Há mais de um mês que o país discute cenários, responsabilidades e a aprovação de um orçamento que ainda não foi apresentado. Que ainda não existe. Mas se a votação fosse hoje, o orçamento chumbaria e teríamos novas eleições em Portugal. As terceiras eleições em apenas três anos.
É uma novela que enche páginas de jornais e horas de televisão. Mas é mais importante do que parece. Mas não é uma birra ou um teatro. A eventual recusa do Partido Socialista em viabilizar o orçamento pode ser muito mais importante do que parece.
É cada vez mais raro discutir, explicitamente, ideologia. Ou justificar uma determinada posição com ideologia. Mas a ideologia está lá. Nas propostas e na forma como julgamos as propostas dos outros.
Quando foram apresentadas as linhas gerais do orçamento o PS cedo anunciou que votaria contra por causa de duas medidas do programa da AD: a redução de impostos para empresas (IRC) e a redução de impostos para os jovens (IRS jovem). Pode parecer estranho que um partido recuse reduções de impostos – que são sempre populares. Mas a explicação do líder dos socialistas, Pedro Nuno Santos, é profundamente doutrinária. O PS é contra a redução dos impostos sobre as empresas porque quer que essa receita sirva para apoiar empresas que o Estado considere estratégicas. Também é contra a redução do IRS nos jovens porque quer que essa receita seja utilizada para aumentar pensões de velhice. Este último tema é particularmente importante. Portugal tem um problema de retenção de talento. Segundo dados recentes 30% dos jovens portugueses trabalham no estrangeiro. E são jovens altamente qualificados: médicos, enfermeiros, gestores, programadores, engenheiros…

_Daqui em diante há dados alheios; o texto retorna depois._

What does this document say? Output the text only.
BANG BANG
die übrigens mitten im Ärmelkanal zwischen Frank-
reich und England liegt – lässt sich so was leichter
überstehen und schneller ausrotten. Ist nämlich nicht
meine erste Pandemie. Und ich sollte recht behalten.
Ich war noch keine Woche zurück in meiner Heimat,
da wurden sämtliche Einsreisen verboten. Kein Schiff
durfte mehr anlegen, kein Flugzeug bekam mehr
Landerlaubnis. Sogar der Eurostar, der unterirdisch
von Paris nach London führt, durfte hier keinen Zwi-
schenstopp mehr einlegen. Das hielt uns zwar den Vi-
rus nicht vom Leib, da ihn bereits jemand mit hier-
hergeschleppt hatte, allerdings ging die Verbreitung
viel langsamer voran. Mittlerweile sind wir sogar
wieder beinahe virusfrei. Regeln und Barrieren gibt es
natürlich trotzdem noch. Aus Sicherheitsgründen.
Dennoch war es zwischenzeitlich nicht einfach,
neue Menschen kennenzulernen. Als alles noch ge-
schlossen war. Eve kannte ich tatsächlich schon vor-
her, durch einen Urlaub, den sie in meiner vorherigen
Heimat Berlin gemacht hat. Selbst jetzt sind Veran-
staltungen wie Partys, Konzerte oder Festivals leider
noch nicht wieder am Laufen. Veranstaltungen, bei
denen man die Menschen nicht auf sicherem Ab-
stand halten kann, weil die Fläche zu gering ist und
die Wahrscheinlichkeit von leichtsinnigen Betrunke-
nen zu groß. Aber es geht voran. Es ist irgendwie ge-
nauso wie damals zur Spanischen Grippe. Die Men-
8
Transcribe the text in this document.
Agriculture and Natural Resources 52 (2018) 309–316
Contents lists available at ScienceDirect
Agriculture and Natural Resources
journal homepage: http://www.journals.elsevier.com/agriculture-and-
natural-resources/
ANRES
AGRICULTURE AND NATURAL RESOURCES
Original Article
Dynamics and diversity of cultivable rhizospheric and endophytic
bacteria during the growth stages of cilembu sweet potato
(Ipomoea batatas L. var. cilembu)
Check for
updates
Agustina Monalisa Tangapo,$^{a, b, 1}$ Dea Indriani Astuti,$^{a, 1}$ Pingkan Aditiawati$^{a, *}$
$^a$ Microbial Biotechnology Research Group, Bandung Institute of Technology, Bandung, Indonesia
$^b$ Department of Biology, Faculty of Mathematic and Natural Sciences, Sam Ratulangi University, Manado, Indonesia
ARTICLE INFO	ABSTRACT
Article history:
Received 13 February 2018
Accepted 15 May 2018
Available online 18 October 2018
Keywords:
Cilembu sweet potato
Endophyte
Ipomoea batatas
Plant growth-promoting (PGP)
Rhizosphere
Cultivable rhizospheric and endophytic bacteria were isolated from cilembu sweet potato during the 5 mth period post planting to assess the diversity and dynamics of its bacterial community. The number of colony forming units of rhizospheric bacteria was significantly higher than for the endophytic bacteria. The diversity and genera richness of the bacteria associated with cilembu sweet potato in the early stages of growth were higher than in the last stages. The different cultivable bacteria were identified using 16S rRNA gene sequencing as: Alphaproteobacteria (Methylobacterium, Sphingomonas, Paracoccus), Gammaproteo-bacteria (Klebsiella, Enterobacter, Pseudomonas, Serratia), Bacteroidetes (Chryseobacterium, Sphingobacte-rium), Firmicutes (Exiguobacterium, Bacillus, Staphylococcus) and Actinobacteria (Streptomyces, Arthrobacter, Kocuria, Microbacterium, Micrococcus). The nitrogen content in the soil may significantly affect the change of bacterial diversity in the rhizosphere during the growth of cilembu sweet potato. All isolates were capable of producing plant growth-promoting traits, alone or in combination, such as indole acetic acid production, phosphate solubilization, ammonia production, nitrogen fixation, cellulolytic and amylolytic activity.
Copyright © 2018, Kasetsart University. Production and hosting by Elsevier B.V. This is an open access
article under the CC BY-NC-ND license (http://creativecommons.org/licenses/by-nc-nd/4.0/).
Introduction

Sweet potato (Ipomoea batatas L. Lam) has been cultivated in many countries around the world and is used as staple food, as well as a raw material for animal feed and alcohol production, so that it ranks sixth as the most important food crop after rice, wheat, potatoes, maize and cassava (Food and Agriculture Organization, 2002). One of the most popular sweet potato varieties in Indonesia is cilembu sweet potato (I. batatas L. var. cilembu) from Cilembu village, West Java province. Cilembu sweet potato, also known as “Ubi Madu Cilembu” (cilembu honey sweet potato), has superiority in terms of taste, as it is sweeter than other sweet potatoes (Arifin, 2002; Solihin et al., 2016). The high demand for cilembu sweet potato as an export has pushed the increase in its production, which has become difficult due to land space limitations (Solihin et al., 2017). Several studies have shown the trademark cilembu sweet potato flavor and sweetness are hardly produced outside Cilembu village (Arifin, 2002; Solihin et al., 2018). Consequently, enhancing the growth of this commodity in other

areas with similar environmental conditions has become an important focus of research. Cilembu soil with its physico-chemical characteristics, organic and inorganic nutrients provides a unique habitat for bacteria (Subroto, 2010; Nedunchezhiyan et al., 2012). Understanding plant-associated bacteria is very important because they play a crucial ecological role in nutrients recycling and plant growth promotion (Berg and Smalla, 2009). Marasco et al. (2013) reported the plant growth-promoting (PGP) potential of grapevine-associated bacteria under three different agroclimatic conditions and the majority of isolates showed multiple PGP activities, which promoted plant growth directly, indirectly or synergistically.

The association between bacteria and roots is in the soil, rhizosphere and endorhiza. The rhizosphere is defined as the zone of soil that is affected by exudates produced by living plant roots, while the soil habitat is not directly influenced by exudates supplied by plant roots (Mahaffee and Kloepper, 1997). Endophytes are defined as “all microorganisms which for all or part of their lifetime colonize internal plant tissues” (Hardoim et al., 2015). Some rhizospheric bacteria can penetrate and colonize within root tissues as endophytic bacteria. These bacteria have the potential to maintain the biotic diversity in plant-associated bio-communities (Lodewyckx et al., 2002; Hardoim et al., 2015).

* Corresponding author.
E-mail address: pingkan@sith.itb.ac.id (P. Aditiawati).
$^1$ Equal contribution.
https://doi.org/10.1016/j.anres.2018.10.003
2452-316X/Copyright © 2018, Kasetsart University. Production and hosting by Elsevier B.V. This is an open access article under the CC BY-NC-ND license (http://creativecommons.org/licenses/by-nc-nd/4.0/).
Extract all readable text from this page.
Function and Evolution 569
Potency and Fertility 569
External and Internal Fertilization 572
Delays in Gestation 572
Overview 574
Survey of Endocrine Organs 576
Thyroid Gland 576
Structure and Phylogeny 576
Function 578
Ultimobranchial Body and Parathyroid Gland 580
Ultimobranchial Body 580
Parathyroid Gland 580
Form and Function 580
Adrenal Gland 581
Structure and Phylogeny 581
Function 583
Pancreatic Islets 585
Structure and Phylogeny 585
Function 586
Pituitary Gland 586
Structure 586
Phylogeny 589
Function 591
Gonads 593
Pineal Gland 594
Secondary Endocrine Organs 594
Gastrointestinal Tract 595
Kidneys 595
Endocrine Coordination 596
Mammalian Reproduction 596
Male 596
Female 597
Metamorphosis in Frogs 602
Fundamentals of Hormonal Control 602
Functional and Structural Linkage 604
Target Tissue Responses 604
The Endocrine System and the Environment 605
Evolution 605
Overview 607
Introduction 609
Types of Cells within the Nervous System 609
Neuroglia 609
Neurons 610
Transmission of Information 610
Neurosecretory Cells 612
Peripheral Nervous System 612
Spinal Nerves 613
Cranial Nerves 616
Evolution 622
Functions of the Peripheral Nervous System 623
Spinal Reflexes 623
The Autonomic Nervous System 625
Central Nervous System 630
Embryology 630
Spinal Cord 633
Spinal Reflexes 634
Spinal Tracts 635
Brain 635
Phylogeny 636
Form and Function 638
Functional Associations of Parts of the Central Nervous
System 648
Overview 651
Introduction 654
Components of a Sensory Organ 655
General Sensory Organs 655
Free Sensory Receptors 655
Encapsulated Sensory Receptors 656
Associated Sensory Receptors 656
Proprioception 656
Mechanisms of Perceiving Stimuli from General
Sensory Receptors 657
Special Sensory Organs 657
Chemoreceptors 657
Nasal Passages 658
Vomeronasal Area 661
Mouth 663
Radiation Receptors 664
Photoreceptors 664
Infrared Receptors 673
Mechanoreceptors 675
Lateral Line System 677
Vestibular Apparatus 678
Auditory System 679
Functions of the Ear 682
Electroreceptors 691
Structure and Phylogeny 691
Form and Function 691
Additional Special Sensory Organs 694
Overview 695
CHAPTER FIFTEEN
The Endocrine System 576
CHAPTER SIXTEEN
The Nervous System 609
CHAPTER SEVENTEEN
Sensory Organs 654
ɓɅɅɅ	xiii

Pedro Nuno Santos prefere manter a tributação sobre as empresas para depois o Estado investir em empresas. Prefere manter a tributação sobre os jovens, para depois o Estado aumentar as pensões de velhice. Não são posições técnicas ou diferença ligeiras. São posições ideológicas que verbalizam a viragem acentuada à esquerda do Partido Socialista.
O Partido Socialista sempre foi um partido moderado e de centro-esquerda. Defensores da livre iniciativa no mercado. Mais próximo dos sociais-democratas europeus que dos socialistas latino-americanos. Mas tudo mudou. O PS tem encostado à esquerda e absorvido eleitorado que antes votava nos comunistas (PCP) e nos trotskistas (Bloco de Esquerda). E não é novo. Pedro Nuno Santos era um ministro, assumidamente, com políticas de esquerda. E sabe que este eleitorado nunca o perdoará se ele viabilizar o orçamento do estado. Este é o eleitorado que Pedro Nuno Santos quer conquistar e é a razão eleitoral para tanta incerteza. Quer ir para a esquerda, mas não pode deixar o centro vazio e à mercê do governo. E o governo quer ir para o centro, mas não pode deixar a direita vazia.
Ainda faltam quase dois meses para a votação do orçamento, mas discute-se muito mais do que o documento ou mesmo a existência de novas eleições. Discute-se a (re)arrumação do espaço político português. A ver vamos como fica.